After a morning of card and gift opening, we piled into the car and headed off into the Poconos.  Saturday was a grey day of drizzle and chill winds so we focused on indoor activities.  First up was Country Junction, the general store we seem compelled to visit every time we are in the area.  It is a bizarre and entirely bonkers place and I highly recommend that you stop by should you ever be in the area.  The kids always have a blast wandering around and looking at all the weird and wonderful items of decor, popping in to watch a bit of a movie in the cinema room, pressing all the interactive buttons, collecting eggs for a treat at the end, and visiting the animals in the pet shop area – all by following the yellow brick road.  An indication of the randomness of Country Junction is the contents of my shopping trolley: I bought two non-stick loaf tins, four pots of cheap pick’n’mix and a squeaky rubber pig.  More indoor fun was had when we reached the hotel as the boys jumped and splashed around in the pool until they had built up an appetite for dinner.  There was a restaurant next door to the hotel so we did not even have to get back in the car to go out for the birthday meal.  We were all so stuffed by our main courses and salad bar visits that we did not even make it to dessert.

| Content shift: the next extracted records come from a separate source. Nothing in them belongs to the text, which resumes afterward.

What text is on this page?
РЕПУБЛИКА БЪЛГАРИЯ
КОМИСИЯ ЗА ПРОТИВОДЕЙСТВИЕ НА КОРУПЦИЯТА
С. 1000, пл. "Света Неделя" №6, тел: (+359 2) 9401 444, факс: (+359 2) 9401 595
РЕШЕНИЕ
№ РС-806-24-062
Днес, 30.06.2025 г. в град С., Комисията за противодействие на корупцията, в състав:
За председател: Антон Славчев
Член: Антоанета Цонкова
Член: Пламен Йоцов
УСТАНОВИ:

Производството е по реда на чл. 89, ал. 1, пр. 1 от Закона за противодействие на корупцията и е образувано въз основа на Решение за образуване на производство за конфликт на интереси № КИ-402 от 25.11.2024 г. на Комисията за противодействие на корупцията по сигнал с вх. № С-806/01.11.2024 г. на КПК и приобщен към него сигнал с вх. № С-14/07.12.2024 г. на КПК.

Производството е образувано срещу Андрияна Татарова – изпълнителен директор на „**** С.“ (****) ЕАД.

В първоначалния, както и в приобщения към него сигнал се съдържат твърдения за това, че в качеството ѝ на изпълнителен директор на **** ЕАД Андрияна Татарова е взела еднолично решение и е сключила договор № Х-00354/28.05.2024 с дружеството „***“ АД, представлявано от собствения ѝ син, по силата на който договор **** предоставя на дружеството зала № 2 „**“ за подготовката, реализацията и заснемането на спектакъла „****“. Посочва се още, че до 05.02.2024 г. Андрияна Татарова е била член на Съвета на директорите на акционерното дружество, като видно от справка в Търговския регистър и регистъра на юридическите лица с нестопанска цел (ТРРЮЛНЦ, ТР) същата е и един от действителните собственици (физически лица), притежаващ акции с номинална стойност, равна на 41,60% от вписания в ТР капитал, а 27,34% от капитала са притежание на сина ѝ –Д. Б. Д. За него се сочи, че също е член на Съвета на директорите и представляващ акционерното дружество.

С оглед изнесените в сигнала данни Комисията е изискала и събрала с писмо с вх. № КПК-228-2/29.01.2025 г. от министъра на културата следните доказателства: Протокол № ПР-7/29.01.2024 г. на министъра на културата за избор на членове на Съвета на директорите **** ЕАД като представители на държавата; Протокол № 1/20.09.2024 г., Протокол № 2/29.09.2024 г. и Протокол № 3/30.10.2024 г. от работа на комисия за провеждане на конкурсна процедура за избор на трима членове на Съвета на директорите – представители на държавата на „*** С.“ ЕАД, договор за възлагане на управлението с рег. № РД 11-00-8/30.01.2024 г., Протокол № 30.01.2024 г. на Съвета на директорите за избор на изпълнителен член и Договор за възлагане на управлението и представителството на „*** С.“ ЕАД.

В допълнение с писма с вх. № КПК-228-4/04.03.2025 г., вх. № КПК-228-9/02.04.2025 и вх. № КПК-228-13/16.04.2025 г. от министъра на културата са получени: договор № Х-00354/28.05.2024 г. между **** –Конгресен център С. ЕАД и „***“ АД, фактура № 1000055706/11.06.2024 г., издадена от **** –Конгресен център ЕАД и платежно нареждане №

Sunday was thankfully much brighter and warmer so we were able to take the boys for some outdoor excursions.  First up was the outdoor section of the Steamtown  rail museum in Scranton, which can be accessed via the Mall.  This is a collection – gathered by one man in the 1950s I believe – of steam locomotives, freight and passenger cars.  Mr Pict and I had visited there in April 2014 as part of a day photographing dilapidated and decayed sites but this was the boys’ first time there.  They moaned that they were not allowed to clamber onto every train and that they were not allowed to wander into the carriages but they had fun nevertheless.  They climbed onto trains, scrambled over piles of gravel, got grubby picking up lumps of coal, and raced each other while balancing on railway lines.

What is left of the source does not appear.